Certo, i buchi e le ingenuità di sceneggiatura non mancano, ma siamo disposti a chiudere un occhio data la godibilità di tutto l’insieme. Peggio si chiudono sulle sopracciglia super calcate della bella Baquero, che la fanno più vecchia di quanto non sia e di quanto non debba essere nel film. Kevin è in parte, intenso, credibile. La sequenza finale all’interno del tumulo, completamente priva di qualsiasi musica, sa il fatto suo, e riesce a tenere lo spettatore col fiato sospeso. Ma molto interessanti sono anche la similitudine tra la struttura gerarchica dei Camminatori di Tumuli e quella delle nostre formichine e soprattutto la lotta interiore della vera Louisa che a tratti emerge e cerca di contrastare e rimuovere il suo nuovo io, che però pare non darle scampo e non tenerci proprio ad andarsene. Le dinamiche della perdita, dell’abbandono del tetto coniugale, della mancanza della figura materna, punto di riferimento soprattutto per una figlia, si intrecciano con quelle dell’horror classico fatto di mostri e possessioni, rendendo The New Daughter, se non originale, certamente molto appassionante da seguire. Peccato per il titolo, che di per sé spoilera già il nocciolo di tutta la storia! Ma chi dà i titoli ai film non ci pensa a queste cose, mannaggia? Il tema della possessione, chiunque sia a eseguirla, è ovviamente più che suggerito, e questo ci fa già prevedere fin dall’inizio una bella fetta di quello che accadrà. Non sarebbe stato meno fastidioso, ed anche più evocativo, archeologicamente parlando, un titolo tipo Il Tumulo, o affini?

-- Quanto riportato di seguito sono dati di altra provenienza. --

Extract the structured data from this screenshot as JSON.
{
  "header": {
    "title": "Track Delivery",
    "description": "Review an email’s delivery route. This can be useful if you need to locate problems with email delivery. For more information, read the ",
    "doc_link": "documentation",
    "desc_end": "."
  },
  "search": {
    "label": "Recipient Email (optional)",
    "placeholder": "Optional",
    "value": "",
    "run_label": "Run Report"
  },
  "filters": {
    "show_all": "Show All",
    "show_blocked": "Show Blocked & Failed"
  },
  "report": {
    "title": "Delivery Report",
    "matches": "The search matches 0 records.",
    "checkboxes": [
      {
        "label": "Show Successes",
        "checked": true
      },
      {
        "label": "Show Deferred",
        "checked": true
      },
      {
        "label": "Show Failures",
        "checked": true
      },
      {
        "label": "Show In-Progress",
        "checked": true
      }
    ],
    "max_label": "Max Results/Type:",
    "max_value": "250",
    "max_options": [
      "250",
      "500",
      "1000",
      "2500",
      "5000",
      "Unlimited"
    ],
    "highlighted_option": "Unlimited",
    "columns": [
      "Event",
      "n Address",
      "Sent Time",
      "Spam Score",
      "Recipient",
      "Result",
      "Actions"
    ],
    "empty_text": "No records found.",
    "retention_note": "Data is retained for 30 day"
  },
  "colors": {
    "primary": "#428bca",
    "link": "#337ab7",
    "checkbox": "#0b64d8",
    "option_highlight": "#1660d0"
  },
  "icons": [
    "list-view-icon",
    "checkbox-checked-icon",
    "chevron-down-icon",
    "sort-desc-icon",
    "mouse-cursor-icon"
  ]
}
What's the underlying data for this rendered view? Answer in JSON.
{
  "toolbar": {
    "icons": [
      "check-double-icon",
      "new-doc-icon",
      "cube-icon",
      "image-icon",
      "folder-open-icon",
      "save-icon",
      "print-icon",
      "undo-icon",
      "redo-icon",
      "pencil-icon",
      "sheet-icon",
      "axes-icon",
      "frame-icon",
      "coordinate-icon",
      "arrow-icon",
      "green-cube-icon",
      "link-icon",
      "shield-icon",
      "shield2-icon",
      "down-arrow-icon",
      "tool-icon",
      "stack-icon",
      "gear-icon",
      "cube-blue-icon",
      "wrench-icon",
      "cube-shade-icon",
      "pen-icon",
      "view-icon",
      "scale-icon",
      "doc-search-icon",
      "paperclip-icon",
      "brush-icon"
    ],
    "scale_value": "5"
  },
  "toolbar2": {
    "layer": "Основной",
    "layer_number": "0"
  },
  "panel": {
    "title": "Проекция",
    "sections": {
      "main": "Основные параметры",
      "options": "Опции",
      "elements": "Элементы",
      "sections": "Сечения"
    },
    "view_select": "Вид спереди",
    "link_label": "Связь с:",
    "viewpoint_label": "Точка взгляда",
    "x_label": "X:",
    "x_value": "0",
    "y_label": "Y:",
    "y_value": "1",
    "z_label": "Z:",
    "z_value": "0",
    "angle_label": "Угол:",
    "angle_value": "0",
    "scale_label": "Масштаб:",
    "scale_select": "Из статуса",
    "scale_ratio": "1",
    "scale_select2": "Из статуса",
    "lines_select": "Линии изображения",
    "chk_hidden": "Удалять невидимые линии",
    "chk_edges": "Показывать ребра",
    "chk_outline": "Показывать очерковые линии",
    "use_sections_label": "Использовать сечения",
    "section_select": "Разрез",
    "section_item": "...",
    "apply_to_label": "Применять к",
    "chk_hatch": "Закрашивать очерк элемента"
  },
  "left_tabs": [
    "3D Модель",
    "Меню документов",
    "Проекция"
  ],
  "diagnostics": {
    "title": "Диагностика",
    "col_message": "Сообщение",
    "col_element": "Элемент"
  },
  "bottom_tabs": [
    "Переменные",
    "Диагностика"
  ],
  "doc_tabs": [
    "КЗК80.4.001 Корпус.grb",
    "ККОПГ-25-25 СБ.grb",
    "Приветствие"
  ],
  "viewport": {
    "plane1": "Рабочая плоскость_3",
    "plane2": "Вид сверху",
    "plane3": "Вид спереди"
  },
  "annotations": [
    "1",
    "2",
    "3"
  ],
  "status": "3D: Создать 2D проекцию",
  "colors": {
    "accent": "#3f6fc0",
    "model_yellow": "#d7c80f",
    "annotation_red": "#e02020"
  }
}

Io ho apprezzato particolarmente anche l’ultimissima scena, con l’immagine che si riflette sulla cornice, di cui non posso dirvi altro per non rovinarvi la sorpresa, ma che riporterà quelli un po’ più anzianotti come me ai bei finali degli Anni Ottanta/Novanta in cui non riuscivi a tirare il fiato nemmeno coi titoli di coda. Inoltre è carina la trovata registica, uno dei pochi guizzi artistici avuti da Berdejo durante tutti i 108 minuti di film, che si rivela un buon mesteriante ma nulla più.

Concludo quindi consigliandovi la visione di The New Daughter, senza grosse aspettative che permettano di gridare al miracolo, ma con la consapevolezza di vedere un film ben fotografato, interpretato e girato, in delle belle location e con un finale che si diverte a prendere in giro l’happy ending di tanta produzione statunitense, rivelando così le sue radici ispaniche che affondano senz’altro in un magma più oscuro ed inquietante, meno melenso e compiacente.